Monthly Update - September 2025
The start of this very dry summer brought back vivid memories of the summer of 1976. We had just moved into a newly-built, dark brick house with no shade, and an oil fired Aga for cooking. We roasted day and night. That year promise was high, with autumn and spring crops well sown. For some farmers yields were good but here there was plenty of straw but not much grain and no grass. This year the autumn and spring were very wet, and then no rain, so seeds were planted in bad conditions and developed poor root systems. Some crops did thrive, like oil seed rape, but generally wheat yields are down 5%, with very good quality but hugely variable yield. Prices have hardly altered, so it is challenging times for farmers. For those with cattle and sheep it has been hard to keep food in front of them, with no grass, and the ground too dry for the usual sowings of turnips and kale for autumn feed. Supplies of straw are also very short and expensive.
So, it is amazing that in spite of it all nationally the grain stores are full and we thank God for His provision. Of course there have also been masses of soft fruit, apples, pears and plums. The oak trees are laden with acorns.
But those of us growing vegetables have despaired. It seems to have been too hot for runner bean flowers to set or well-meaning cucumber plants to produce a cucumber. Even tomatoes have struggled with poor yields. And leeks; well they really want rain, don’t they?

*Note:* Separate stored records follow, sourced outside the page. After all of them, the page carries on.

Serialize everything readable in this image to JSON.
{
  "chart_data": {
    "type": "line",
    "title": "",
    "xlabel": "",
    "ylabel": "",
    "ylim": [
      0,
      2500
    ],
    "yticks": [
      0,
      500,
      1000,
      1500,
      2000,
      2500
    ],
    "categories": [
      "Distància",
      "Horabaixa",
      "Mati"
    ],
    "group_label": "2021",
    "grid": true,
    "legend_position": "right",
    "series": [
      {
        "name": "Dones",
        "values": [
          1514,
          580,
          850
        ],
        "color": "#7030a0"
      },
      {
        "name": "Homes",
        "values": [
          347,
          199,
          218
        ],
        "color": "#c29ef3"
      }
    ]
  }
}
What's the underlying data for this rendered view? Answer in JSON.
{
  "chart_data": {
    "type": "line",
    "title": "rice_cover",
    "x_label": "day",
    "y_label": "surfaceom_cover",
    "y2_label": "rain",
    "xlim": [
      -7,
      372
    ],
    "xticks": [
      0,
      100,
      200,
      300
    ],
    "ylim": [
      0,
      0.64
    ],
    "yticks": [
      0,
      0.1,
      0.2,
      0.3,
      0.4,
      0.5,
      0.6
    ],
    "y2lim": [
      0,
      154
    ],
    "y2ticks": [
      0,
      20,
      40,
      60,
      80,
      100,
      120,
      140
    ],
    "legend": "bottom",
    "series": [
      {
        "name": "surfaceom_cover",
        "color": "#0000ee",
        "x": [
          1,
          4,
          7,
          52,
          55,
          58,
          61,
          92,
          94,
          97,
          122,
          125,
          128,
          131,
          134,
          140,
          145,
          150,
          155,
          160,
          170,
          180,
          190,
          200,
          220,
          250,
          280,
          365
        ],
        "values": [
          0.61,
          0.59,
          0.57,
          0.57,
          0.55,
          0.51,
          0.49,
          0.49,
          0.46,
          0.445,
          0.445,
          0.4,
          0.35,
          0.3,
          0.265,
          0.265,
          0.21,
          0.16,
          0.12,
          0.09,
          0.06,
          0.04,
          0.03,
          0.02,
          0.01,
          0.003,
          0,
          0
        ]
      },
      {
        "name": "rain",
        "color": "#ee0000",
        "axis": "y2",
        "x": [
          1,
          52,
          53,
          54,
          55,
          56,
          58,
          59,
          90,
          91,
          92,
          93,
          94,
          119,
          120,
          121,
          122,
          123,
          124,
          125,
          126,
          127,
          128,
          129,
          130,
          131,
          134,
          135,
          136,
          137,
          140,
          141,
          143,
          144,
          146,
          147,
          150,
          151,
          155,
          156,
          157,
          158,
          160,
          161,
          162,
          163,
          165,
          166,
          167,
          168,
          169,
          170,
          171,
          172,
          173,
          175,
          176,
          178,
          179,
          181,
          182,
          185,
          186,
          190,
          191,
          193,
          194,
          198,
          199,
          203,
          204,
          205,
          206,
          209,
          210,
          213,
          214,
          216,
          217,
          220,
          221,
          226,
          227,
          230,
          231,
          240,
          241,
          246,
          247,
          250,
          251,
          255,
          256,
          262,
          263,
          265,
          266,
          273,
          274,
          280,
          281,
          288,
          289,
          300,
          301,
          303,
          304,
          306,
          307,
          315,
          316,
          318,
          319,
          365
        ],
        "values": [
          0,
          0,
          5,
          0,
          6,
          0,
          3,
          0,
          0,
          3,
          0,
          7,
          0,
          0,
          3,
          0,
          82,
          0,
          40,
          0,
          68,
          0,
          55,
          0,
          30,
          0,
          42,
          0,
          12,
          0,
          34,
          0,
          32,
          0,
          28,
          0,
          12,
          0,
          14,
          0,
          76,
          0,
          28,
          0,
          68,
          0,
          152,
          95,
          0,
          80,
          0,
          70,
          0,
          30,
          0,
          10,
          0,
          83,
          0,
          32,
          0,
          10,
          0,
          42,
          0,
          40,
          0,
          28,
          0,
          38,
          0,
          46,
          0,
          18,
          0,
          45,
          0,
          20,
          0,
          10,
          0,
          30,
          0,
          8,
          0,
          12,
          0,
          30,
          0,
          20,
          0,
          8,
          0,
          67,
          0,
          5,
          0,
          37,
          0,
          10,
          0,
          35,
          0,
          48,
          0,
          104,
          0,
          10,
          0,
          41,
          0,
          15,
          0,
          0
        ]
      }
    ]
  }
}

All is not lost though! I was encouraged when a child with her class was visiting the chickens and she asked me what I did. It always takes me a long time to answer questions but I did my best, without boasting. The child looked confused. The teacher standing by intervened, “He is like the caretaker, like Mr Roberts who brought us here in the minibus” she explained. So, it is a new sense of freedom and purpose that this autumn brings. Interestingly, I was cleaning the toilets a couple of days later when a young man came looking for a Thames Water meter. With our own bore hole and septic tanks I was able to send him on his way. As we parted, he said “I hope you have some glam this evening.” I said “It’s OK, I’ve met the King.” He replied “Humble man, humble cleaning toilets when you have met the King.”